Wörlitz (gw) l Verzögerungen für den Umbau des Hauses der Fürstin in Wörlitz gibt es nicht. Das Projekt befinde sich noch in seiner Anfangsphase, teilte die Kulturstiftung Dessau-Wörlitz mit. Am 11. März hatte Ministerpräsident Reiner Haseloff (CDU) den Fördermittelbescheid in Höhe von rund 3,35 Millionen Euro für das Vorhaben überreicht. Das Geld stammt aus dem Europäischen Fonds für regionale Entwicklung. Der Rest wird mit Landesmitteln finanziert.

Das Haus der Fürstin soll ein ganzjährig nutzbares Ausstellungszentrum werden. Bislang wurde das Gebäude nur selten in die Präsentationen der Stiftung einbezogen, da es immer einer Sanierung bedurfte – seit 2003 fanden lediglich vier Ausstellungen unter konservatorisch schwierigen Bedingungen statt. Das Vorhaben beläuft sich laut Stiftung auf insgesamt auf zirka 5,15 Millionen Euro. Geplant sind unter anderem eine Dachneueindeckung, die Fassadenneufassung und die Erneuerung der technischen Anlagen.

Eröffnung Frühsommer 2022

Die Fertigstellung der Bauarbeiten ist für Ende 2021 geplant, die Eröffnung soll im Frühsommer 2022 mit einer ersten Ausstellung zum Thema Gartenreich erfolgen. Das Haus der Fürstin, auch Graues Haus genannt, wurde von Friedrich Wilhelm von Erdmannsdorff 1789/90 speziell für Louise Fürstin von Anhalt-Dessau errichtet und diente ihr als persönlicher Rückzugsort vom höfischen Leben.

Ausbau Gelbes Haus

Unweit vom Haus der Fürstin soll zudem das marode Gelbe Haus zu einem Welterbezentrum ausgebaut werden. Laut Stiftung sei dafür ein Budget von zirka 15,7 Millionen Euro ermittelt worden. Man treibe die Vorplanungen wie das Einholen von Gutachten, das Erstellen von Vorentwürfen und Konzepten mit Eigenmitteln voran. Die Stiftung stelle dafür 840000 Euro aus der Rücklage bereit.

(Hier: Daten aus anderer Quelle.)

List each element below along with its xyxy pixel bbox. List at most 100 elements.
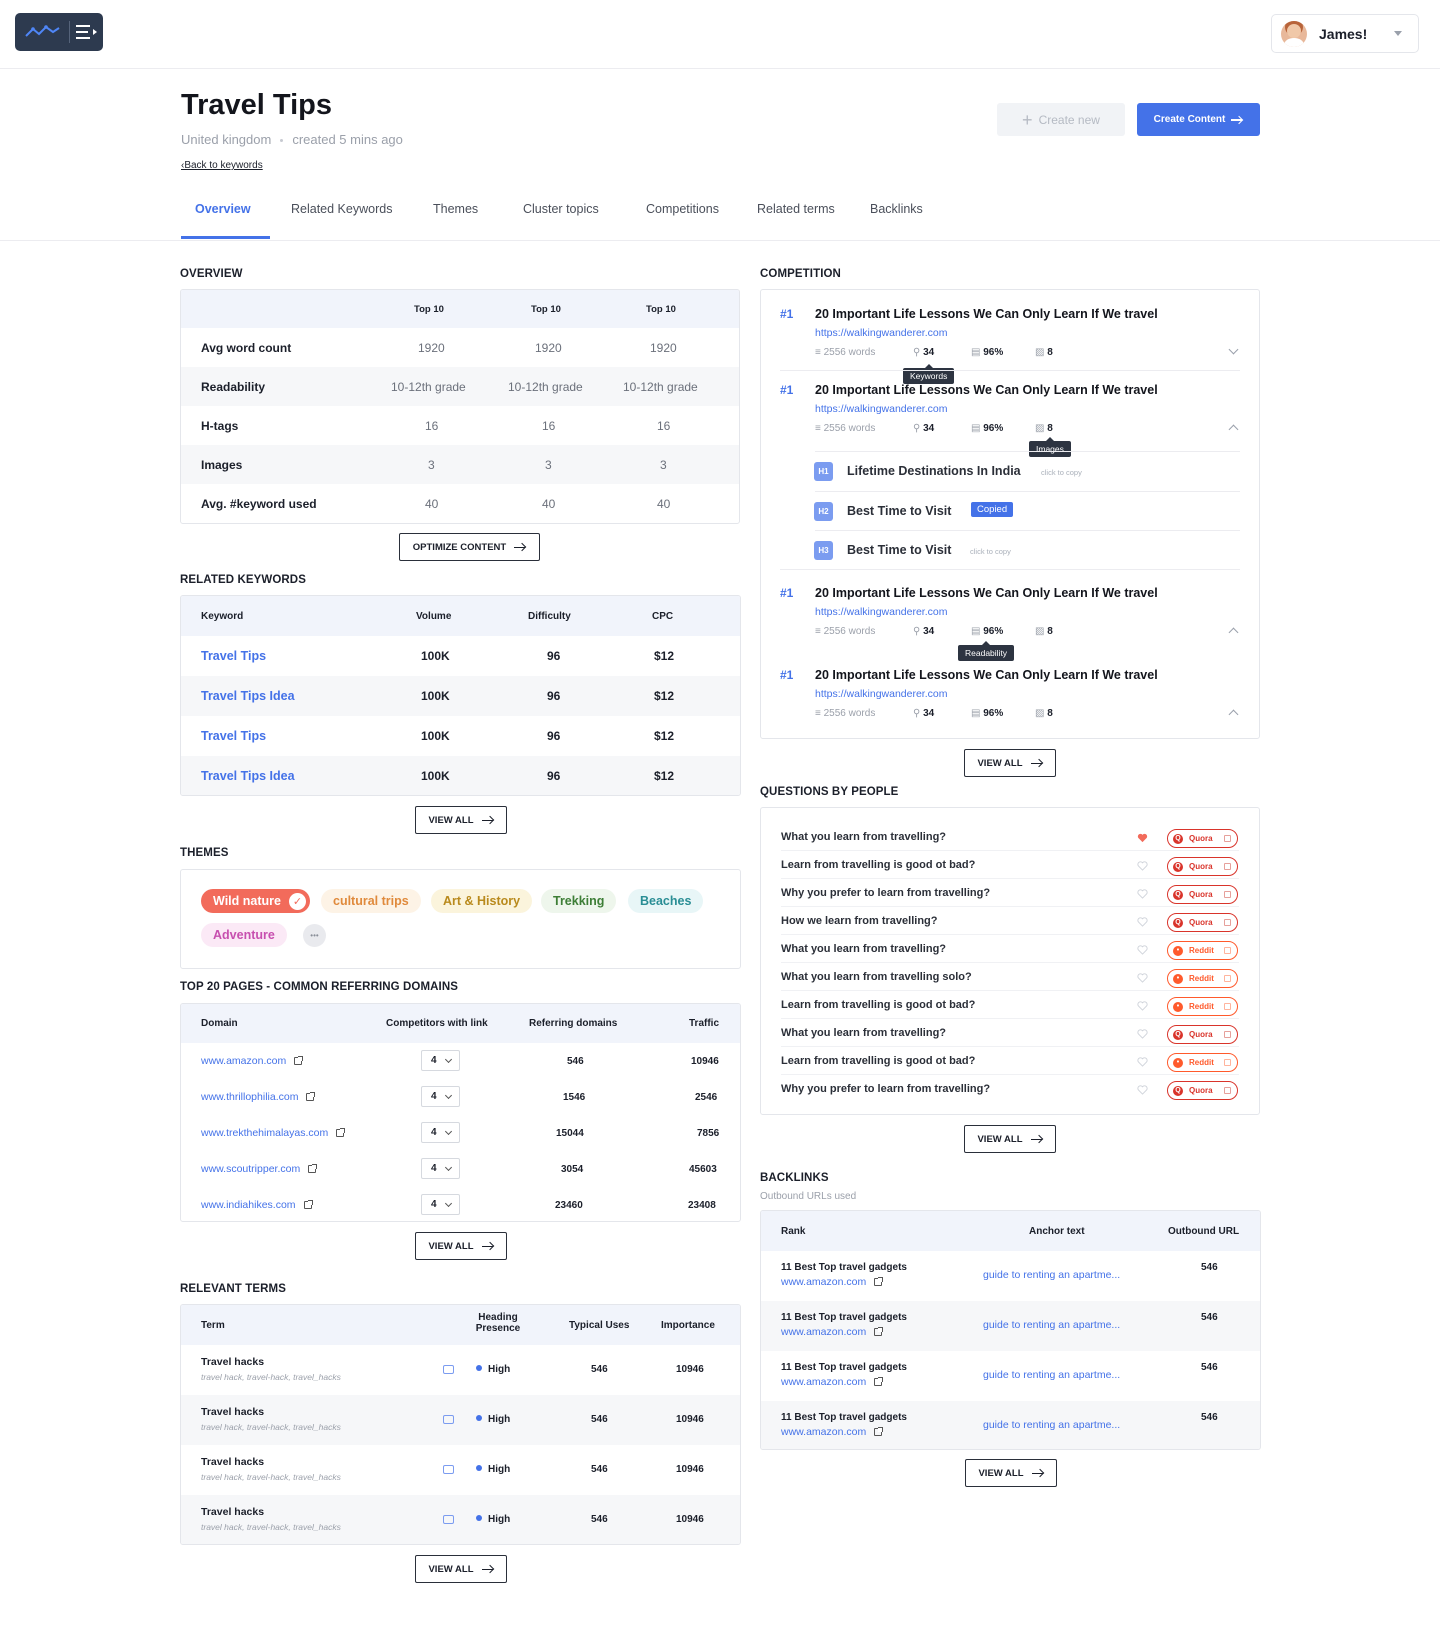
- tab-related-terms[interactable]: Related terms: [757, 202, 835, 216]
- chevron-up-icon[interactable]: [1228, 424, 1239, 435]
- heart-icon[interactable]: [1137, 861, 1148, 871]
- domain-link[interactable]: www.indiahikes.com: [201, 1199, 313, 1211]
- keyword-link[interactable]: Travel Tips Idea: [201, 769, 295, 783]
- competitors-select[interactable]: 4: [421, 1194, 460, 1215]
- comment-icon[interactable]: [443, 1415, 454, 1424]
- quora-source-badge[interactable]: Q Quora: [1167, 913, 1238, 932]
- quora-source-badge[interactable]: Q Quora: [1167, 829, 1238, 848]
- view-all-keywords-button[interactable]: VIEW ALL: [415, 806, 507, 834]
- keyword-link[interactable]: Travel Tips: [201, 649, 266, 663]
- backlink-domain[interactable]: www.amazon.com: [781, 1376, 884, 1388]
- tab-backlinks[interactable]: Backlinks: [870, 202, 923, 216]
- chevron-up-icon[interactable]: [1228, 627, 1239, 638]
- comment-icon[interactable]: [443, 1365, 454, 1374]
- theme-chip-beaches[interactable]: Beaches: [628, 889, 704, 913]
- backlink-domain[interactable]: www.amazon.com: [781, 1276, 884, 1288]
- question-text[interactable]: What you learn from travelling solo?: [781, 971, 972, 983]
- competitor-url[interactable]: https://walkingwanderer.com: [815, 327, 947, 339]
- back-to-keywords-link[interactable]: ‹Back to keywords: [181, 160, 263, 171]
- competitors-select[interactable]: 4: [421, 1050, 460, 1071]
- competitors-select[interactable]: 4: [421, 1158, 460, 1179]
- external-link-icon: [294, 1056, 304, 1065]
- quora-source-badge[interactable]: Q Quora: [1167, 1081, 1238, 1100]
- view-all-questions-button[interactable]: VIEW ALL: [964, 1125, 1056, 1153]
- optimize-content-button[interactable]: OPTIMIZE CONTENT: [399, 533, 540, 561]
- view-all-terms-button[interactable]: VIEW ALL: [415, 1555, 507, 1583]
- competitors-select[interactable]: 4: [421, 1122, 460, 1143]
- quora-source-badge[interactable]: Q Quora: [1167, 1025, 1238, 1044]
- reddit-source-badge[interactable]: • Reddit: [1167, 969, 1238, 988]
- question-text[interactable]: What you learn from travelling?: [781, 1027, 946, 1039]
- question-text[interactable]: How we learn from travelling?: [781, 915, 937, 927]
- theme-chip-adventure[interactable]: Adventure: [201, 923, 287, 947]
- view-all-pages-button[interactable]: VIEW ALL: [415, 1232, 507, 1260]
- question-text[interactable]: Learn from travelling is good ot bad?: [781, 859, 975, 871]
- table-row: Travel Tips Idea 100K 96 $12: [181, 756, 740, 795]
- reddit-icon: •: [1173, 945, 1183, 956]
- tab-overview[interactable]: Overview: [195, 202, 251, 216]
- competitor-url[interactable]: https://walkingwanderer.com: [815, 606, 947, 618]
- menu-icon[interactable]: [76, 25, 98, 39]
- backlink-domain[interactable]: www.amazon.com: [781, 1426, 884, 1438]
- reddit-source-badge[interactable]: • Reddit: [1167, 941, 1238, 960]
- question-text[interactable]: Learn from travelling is good ot bad?: [781, 1055, 975, 1067]
- reddit-source-badge[interactable]: • Reddit: [1167, 1053, 1238, 1072]
- competitors-select[interactable]: 4: [421, 1086, 460, 1107]
- button-label: VIEW ALL: [978, 1467, 1024, 1479]
- keyword-link[interactable]: Travel Tips Idea: [201, 689, 295, 703]
- comment-icon[interactable]: [443, 1515, 454, 1524]
- domain-link[interactable]: www.scoutripper.com: [201, 1163, 318, 1175]
- competitor-url[interactable]: https://walkingwanderer.com: [815, 688, 947, 700]
- heart-icon[interactable]: [1137, 889, 1148, 899]
- theme-chip-cultural-trips[interactable]: cultural trips: [321, 889, 421, 913]
- heart-icon[interactable]: [1137, 833, 1148, 843]
- heart-icon[interactable]: [1137, 1001, 1148, 1011]
- backlink-domain[interactable]: www.amazon.com: [781, 1326, 884, 1338]
- question-text[interactable]: Why you prefer to learn from travelling?: [781, 887, 990, 899]
- word-count-value: 2556 words: [823, 423, 876, 434]
- heart-icon[interactable]: [1137, 945, 1148, 955]
- anchor-link[interactable]: guide to renting an apartme...: [983, 1319, 1120, 1331]
- view-all-competition-button[interactable]: VIEW ALL: [964, 749, 1056, 777]
- tab-cluster-topics[interactable]: Cluster topics: [523, 202, 599, 216]
- quora-source-badge[interactable]: Q Quora: [1167, 885, 1238, 904]
- domain-link[interactable]: www.amazon.com: [201, 1055, 304, 1067]
- question-text[interactable]: What you learn from travelling?: [781, 831, 946, 843]
- domain-label: www.amazon.com: [781, 1426, 867, 1438]
- tab-competitions[interactable]: Competitions: [646, 202, 719, 216]
- more-themes-button[interactable]: •••: [303, 924, 326, 947]
- create-content-button[interactable]: Create Content: [1137, 103, 1260, 136]
- anchor-link[interactable]: guide to renting an apartme...: [983, 1419, 1120, 1431]
- anchor-link[interactable]: guide to renting an apartme...: [983, 1269, 1120, 1281]
- competitor-url[interactable]: https://walkingwanderer.com: [815, 403, 947, 415]
- logo-menu[interactable]: [15, 13, 103, 51]
- heart-icon[interactable]: [1137, 1085, 1148, 1095]
- quora-source-badge[interactable]: Q Quora: [1167, 857, 1238, 876]
- theme-chip-trekking[interactable]: Trekking: [541, 889, 617, 913]
- chevron-down-icon[interactable]: [1228, 344, 1239, 355]
- comment-icon[interactable]: [443, 1465, 454, 1474]
- user-menu[interactable]: James!: [1271, 14, 1419, 53]
- divider: [781, 878, 1239, 879]
- view-all-backlinks-button[interactable]: VIEW ALL: [965, 1459, 1057, 1487]
- chevron-up-icon[interactable]: [1228, 709, 1239, 720]
- question-text[interactable]: What you learn from travelling?: [781, 943, 946, 955]
- domain-link[interactable]: www.trekthehimalayas.com: [201, 1127, 346, 1139]
- quora-icon: Q: [1173, 1029, 1183, 1040]
- anchor-link[interactable]: guide to renting an apartme...: [983, 1369, 1120, 1381]
- heart-icon[interactable]: [1137, 973, 1148, 983]
- question-text[interactable]: Why you prefer to learn from travelling?: [781, 1083, 990, 1095]
- domain-link[interactable]: www.thrillophilia.com: [201, 1091, 316, 1103]
- heart-icon[interactable]: [1137, 917, 1148, 927]
- tab-related-keywords[interactable]: Related Keywords: [291, 202, 392, 216]
- theme-chip-art-history[interactable]: Art & History: [431, 889, 533, 913]
- question-text[interactable]: Learn from travelling is good ot bad?: [781, 999, 975, 1011]
- external-link-icon: [874, 1427, 884, 1436]
- tab-themes[interactable]: Themes: [433, 202, 478, 216]
- heart-icon[interactable]: [1137, 1057, 1148, 1067]
- reddit-source-badge[interactable]: • Reddit: [1167, 997, 1238, 1016]
- create-new-button[interactable]: + Create new: [997, 103, 1125, 136]
- theme-chip-wild-nature[interactable]: Wild nature ✓: [201, 889, 310, 913]
- heart-icon[interactable]: [1137, 1029, 1148, 1039]
- keyword-link[interactable]: Travel Tips: [201, 729, 266, 743]
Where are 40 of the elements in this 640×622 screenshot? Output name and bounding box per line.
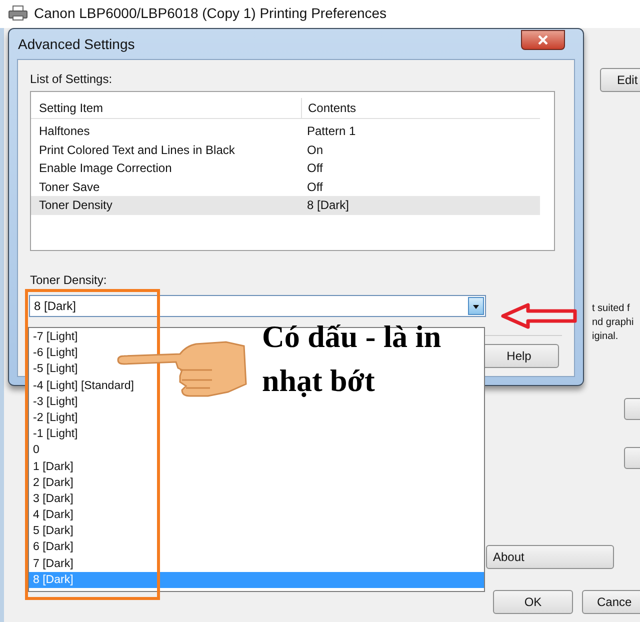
settings-row[interactable]: Enable Image Correction Off	[31, 159, 540, 178]
description-text: nd graphi	[592, 316, 634, 330]
description-text: t suited f	[592, 302, 631, 316]
dropdown-option[interactable]: -5 [Light]	[29, 361, 82, 378]
cancel-button[interactable]: Cance	[582, 590, 640, 614]
dropdown-option[interactable]: 2 [Dark]	[29, 474, 78, 491]
annotation-caption: Có dấu - là in nhạt bớt	[262, 318, 442, 400]
dropdown-option[interactable]: -4 [Light] [Standard]	[29, 378, 138, 394]
dropdown-option[interactable]: 6 [Dark]	[29, 539, 78, 556]
dropdown-option[interactable]: 1 [Dark]	[29, 458, 78, 475]
dropdown-option[interactable]: 4 [Dark]	[29, 507, 78, 524]
field-label: Toner Density:	[30, 273, 108, 287]
toner-density-dropdown[interactable]: 8 [Dark]	[29, 295, 486, 317]
close-button[interactable]	[521, 30, 565, 50]
settings-row[interactable]: Print Colored Text and Lines in Black On	[31, 140, 540, 159]
dropdown-option[interactable]: -7 [Light]	[29, 329, 82, 346]
dropdown-option[interactable]: -3 [Light]	[29, 394, 82, 410]
printer-icon	[8, 5, 28, 21]
dropdown-option[interactable]: -6 [Light]	[29, 345, 82, 362]
left-arrow-icon	[500, 302, 578, 330]
window-title: Canon LBP6000/LBP6018 (Copy 1) Printing Preferences	[34, 5, 387, 21]
dropdown-option[interactable]: 0	[29, 442, 44, 458]
dropdown-option[interactable]: 3 [Dark]	[29, 490, 78, 508]
settings-row[interactable]: Halftones Pattern 1	[31, 122, 540, 140]
dropdown-option[interactable]: -1 [Light]	[29, 426, 82, 442]
settings-row[interactable]: Toner Save Off	[31, 178, 540, 196]
column-header[interactable]: Setting Item	[31, 98, 302, 118]
close-icon	[537, 35, 549, 45]
list-label: List of Settings:	[30, 72, 114, 86]
dialog-title: Advanced Settings	[18, 36, 135, 52]
dropdown-caret-icon[interactable]	[468, 297, 484, 315]
dropdown-option[interactable]: 5 [Dark]	[29, 523, 78, 540]
column-header[interactable]: Contents	[302, 101, 356, 115]
dropdown-option[interactable]: -2 [Light]	[29, 410, 82, 426]
description-text: iginal.	[592, 330, 620, 344]
settings-row[interactable]: Toner Density 8 [Dark]	[31, 196, 540, 214]
dropdown-option[interactable]: 7 [Dark]	[29, 556, 78, 572]
edit-button[interactable]: Edit	[600, 68, 640, 92]
ok-button[interactable]: OK	[493, 590, 573, 614]
about-button[interactable]: About	[486, 545, 614, 569]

„Das Gelbe Haus hat grundsätzlich einen umfassenden, sehr hohen Bedarf an baulicher Sanierung, Restaurierung und technischer Modernisierung, jeweils unter Beachtung des Denkmalschutzes. Sämtliche Infrastrukturanlagen müssen neu konzipiert und geplant werden“, sagt Pressesprecherin Julia Cahnbley.

Sowohl das Haus der Fürstin als auch das geplante Ausstellungszentrum im Gelben Haus gehören zu einem Masterplan, der die vordringlichsten bau- und gartendenkmalpflegerischen Vorhaben der Kulturstiftung Dessau-Wörlitz ausweist. Zu den wichtigen Projekten des Masterplans gehören zudem die denkmalgerechte Instandsetzung der Schlossensembles Oranienbaum und Mosigkau.

Die Kulturstiftung Dessau-Wörlitz verwaltet das 142 Quadratkilometer große Gartenreich mit den Schlössern und Gärten Wörlitz, Oranienbaum, Luisium, Mosigkau, Georgium, Sieglitzer Berg und Großkühnau. Fast das gesamte Territorium wurde einst durch das Landesverschönungsprogramm des Fürsten Franz gezielt umgestaltet.